Ce sont même leurs protocoles de tests que les ADA doivent revoir. Elles pourront continuer à tester des produits sans AMM, à condition que le miel des ruchers où se déroulent les essais soit jeté. Mais les ADA n’ont pas les moyens d’entretenir des ruchers expérimentaux, elles s’appuient sur ceux des apiculteurs professionnels volontaires, qui ont besoin de vendre leur miel pour vivre. « C’est un gros problème, ils risquent de ne plus trouver d’apiculteurs avec lesquels travailler », craint Jean-Marie Sirvins.

« La profession vétérinaire cherche à entrer dans l’apiculture »

« Qu’allons-nous faire du savoir accumulé ces dernières années et que va devenir l’innovation sur les traitements varroa ? Le rôle des ADA se limitera-t-il à vérifier l’efficacité des traitements AMM ? », s’interroge l’Adapi dans son courriel aux adhérents. « Sans nos ADA, on ne serait plus là. Toutes les molécules, produits existants, méthodes communément admises, ont été testées en amont par elles », plaide Marie-France Roux. « On a besoin qu’elles gardent leur capacité d’innovation. »

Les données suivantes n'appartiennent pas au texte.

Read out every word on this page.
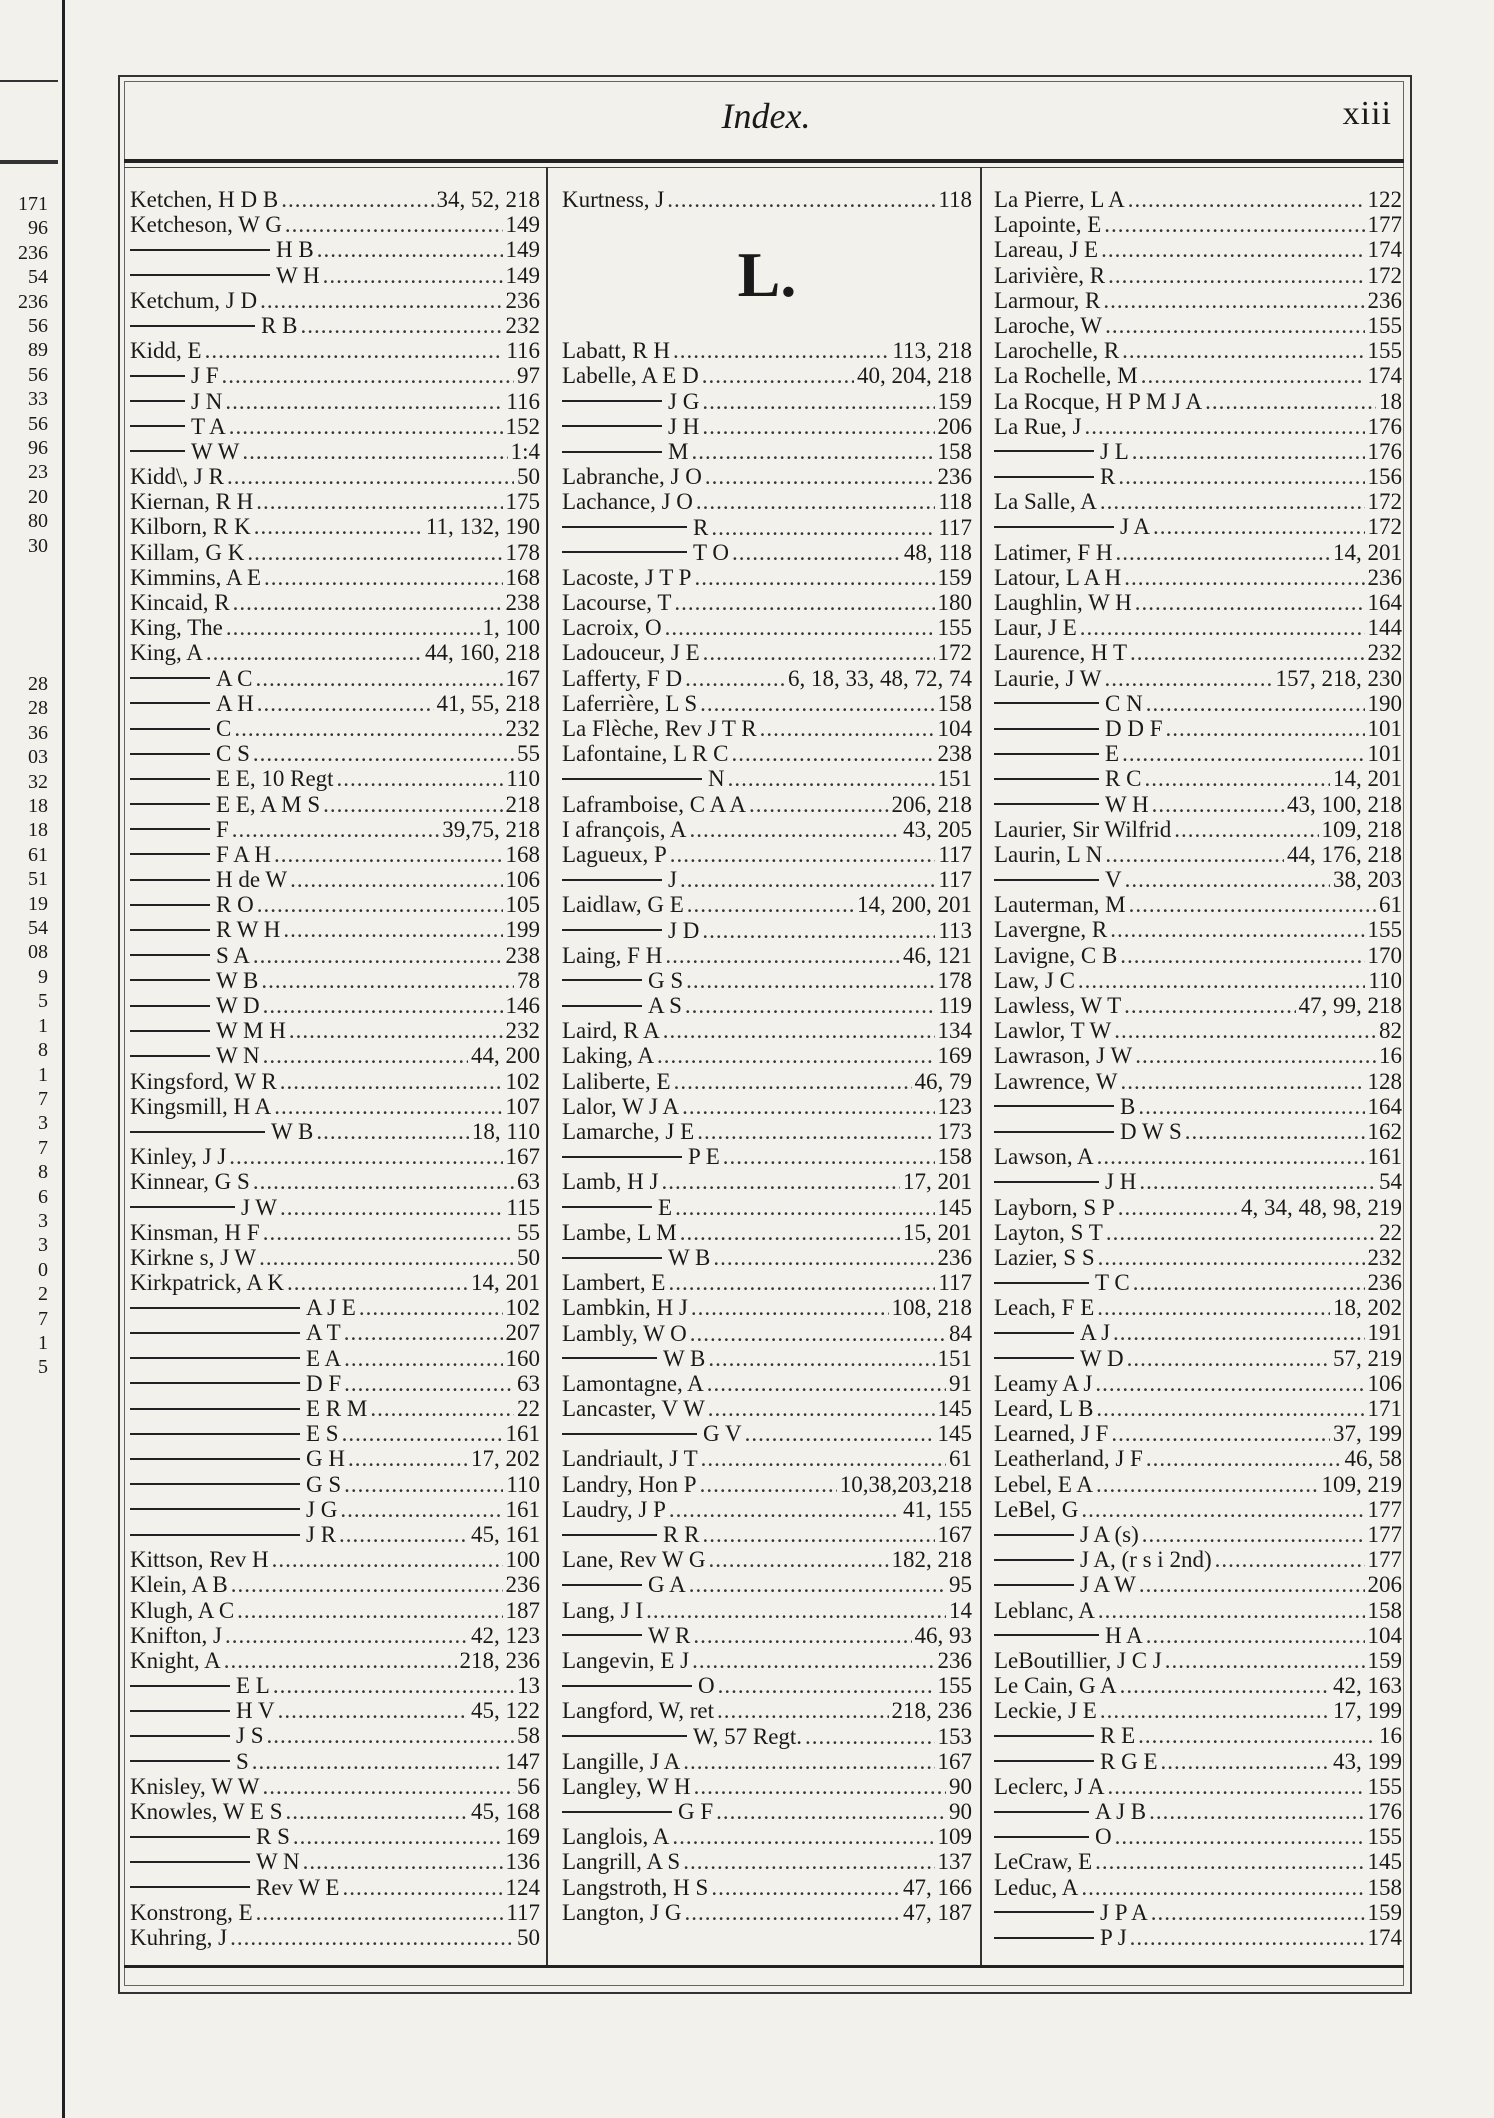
171
96
236
54
236
56
89
56
33
56
96
23
20
80
30
28
28
36
03
32
18
18
61
51
19
54
08
9
5
1
8
1
7
3
7
8
6
3
3
0
2
7
1
5

Index.	xiii
Ketchen, H D B .....	34, 52, 218
Ketcheson, W G .....	149
H B .....	149
W H .....	149
Ketchum, J D .....	236
R B .....	232
Kidd, E .....	116
J F .....	97
J N .....	116
T A .....	152
W W .....	1:4
Kidd\, J R .....	50
Kiernan, R H .....	175
Kilborn, R K .....	11, 132, 190
Killam, G K .....	178
Kimmins, A E .....	168
Kincaid, R .....	238
King, The .....	1, 100
King, A .....	44, 160, 218
A C .....	167
A H .....	41, 55, 218
C .....	232
C S .....	55
E E, 10 Regt .....	110
E E, A M S .....	218
F .....	39,75, 218
F A H .....	168
H de W .....	106
R O .....	105
R W H .....	199
S A .....	238
W B .....	78
W D .....	146
W M H .....	232
W N .....	44, 200
Kingsford, W R .....	102
Kingsmill, H A .....	107
W B .....	18, 110
Kinley, J J .....	167
Kinnear, G S .....	63
J W .....	115
Kinsman, H F .....	55
Kirkne s, J W .....	50
Kirkpatrick, A K .....	14, 201
A J E .....	102
A T .....	207
E A .....	160
D F .....	63
E R M .....	22
E S .....	161
G H .....	17, 202
G S .....	110
J G .....	161
J R .....	45, 161
Kittson, Rev H .....	100
Klein, A B .....	236
Klugh, A C .....	187
Knifton, J .....	42, 123
Knight, A .....	218, 236
E L .....	13
H V .....	45, 122
J S .....	58
S .....	147
Knisley, W W .....	56
Knowles, W E S .....	45, 168
R S .....	169
W N .....	136
Rev W E .....	124
Konstrong, E .....	117
Kuhring, J .....	50
Kurtness, J .....	118
L.
Labatt, R H .....	113, 218
Labelle, A E D .....	40, 204, 218
J G .....	159
J H .....	206
M .....	158
Labranche, J O .....	236
Lachance, J O .....	118
R .....	117
T O .....	48, 118
Lacoste, J T P .....	159
Lacourse, T .....	180
Lacroix, O .....	155
Ladouceur, J E .....	172
Lafferty, F D .....	6, 18, 33, 48, 72, 74
Laferrière, L S .....	158
La Flèche, Rev J T R .....	104
Lafontaine, L R C .....	238
N .....	151
Laframboise, C A A .....	206, 218
I afrançois, A .....	43, 205
Lagueux, P .....	117
J .....	117
Laidlaw, G E .....	14, 200, 201
J D .....	113
Laing, F H .....	46, 121
G S .....	178
A S .....	119
Laird, R A .....	134
Laking, A .....	169
Laliberte, E .....	46, 79
Lalor, W J A .....	123
Lamarche, J E .....	173
P E .....	158
Lamb, H J .....	17, 201
E .....	145
Lambe, L M .....	15, 201
W B .....	236
Lambert, E .....	117
Lambkin, H J .....	108, 218
Lambly, W O .....	84
W B .....	151
Lamontagne, A .....	91
Lancaster, V W .....	145
G V .....	145
Landriault, J T .....	61
Landry, Hon P .....	10,38,203,218
Laudry, J P .....	41, 155
R R .....	167
Lane, Rev W G .....	182, 218
G A .....	95
Lang, J I .....	14
W R .....	46, 93
Langevin, E J .....	236
O .....	155
Langford, W, ret .....	218, 236
W, 57 Regt. .....	153
Langille, J A .....	167
Langley, W H .....	90
G F .....	90
Langlois, A .....	109
Langrill, A S .....	137
Langstroth, H S .....	47, 166
Langton, J G .....	47, 187
La Pierre, L A .....	122
Lapointe, E .....	177
Lareau, J E .....	174
Larivière, R .....	172
Larmour, R .....	236
Laroche, W .....	155
Larochelle, R .....	155
La Rochelle, M .....	174
La Rocque, H P M J A .....	18
La Rue, J .....	176
J L .....	176
R .....	156
La Salle, A .....	172
J A .....	172
Latimer, F H .....	14, 201
Latour, L A H .....	236
Laughlin, W H .....	164
Laur, J E .....	144
Laurence, H T .....	232
Laurie, J W .....	157, 218, 230
C N .....	190
D D F .....	101
E .....	101
R C .....	14, 201
W H .....	43, 100, 218
Laurier, Sir Wilfrid .....	109, 218
Laurin, L N .....	44, 176, 218
V .....	38, 203
Lauterman, M .....	61
Lavergne, R .....	155
Lavigne, C B .....	170
Law, J C .....	110
Lawless, W T .....	47, 99, 218
Lawlor, T W .....	82
Lawrason, J W .....	16
Lawrence, W .....	128
B .....	164
D W S .....	162
Lawson, A .....	161
J H .....	54
Layborn, S P .....	4, 34, 48, 98, 219
Layton, S T .....	22
Lazier, S S .....	232
T C .....	236
Leach, F E .....	18, 202
A J .....	191
W D .....	57, 219
Leamy A J .....	106
Leard, L B .....	171
Learned, J F .....	37, 199
Leatherland, J F .....	46, 58
Lebel, E A .....	109, 219
LeBel, G .....	177
J A (s) .....	177
J A, (r s i 2nd) .....	177
J A W .....	206
Leblanc, A .....	158
H A .....	104
LeBoutillier, J C J .....	159
Le Cain, G A .....	42, 163
Leckie, J E .....	17, 199
R E .....	16
R G E .....	43, 199
Leclerc, J A .....	155
A J B .....	176
O .....	155
LeCraw, E .....	145
Leduc, A .....	158
J P A .....	159
P J .....	174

« Tout cela est dû au fait que la profession vétérinaire cherche à entrer dans l’apiculture », estime Jean-Marie Sirvins. « Et aux grandes firmes qui veulent que l’on n’utilise que des produits sous AMM. » Le processus d’obtention d’une AMM coûte cher, et reste difficilement accessible aux structures de la modeste filière apicole.

Contacté par Reporterre, le ministère de l’Agriculture ne se montre guère attendri par ces arguments. « Seuls les médicaments avec AMM font l’objet d’études de qualité, d’efficacité et d’innocuité (…). Quatorze médicaments vétérinaires sont ainsi autorisés en France pour cette indication thérapeutique (…). Il n’y a donc pas de réduction de possibilités de traitement contre le varroa », dit-on rue de Varenne. Une liste qui ne reflète pas la réalité des possibilités, estime Marie-France Roux, car « le varroa devient résistant à de plus en plus de produits », ce qui explique que de plus en plus d’apiculteurs, y compris en conventionnel, se tournent vers l’acide oxalique.

Sur la question de l’innovation, « la filière apicole, via notamment son interprofession, a la possibilité de se rapprocher des industries du médicament vétérinaire pour aboutir à la mise sur le marché de médicaments vétérinaires anti-varroa adaptés aux besoins de la filière », nous précise encore le ministère, indiquant aux ADA une voie étroite : oui aux expérimentations sur des produits n’ayant pas d’autorisation officielle, mais si on jette le miel et que l’on ne communique pas dessus.

Pour l’instant, la profession a fait le choix de rester discrète sur le sujet. Elle s’organise pour défendre son point de vue auprès du ministère de l’Agriculture. Une solution serait qu’une autorisation de mise sur le marché soit délivrée à l’acide oxalique lui-même. En attendant, c’est un rude hiver que risquent de passer les abeilles domestiques. Une difficulté de plus, alors que la santé des abeilles et donc la production de miel sont de plus en plus aléatoires. Après plusieurs années difficiles, en particulier 2019, 2020 a représenté la première embellie depuis longtemps.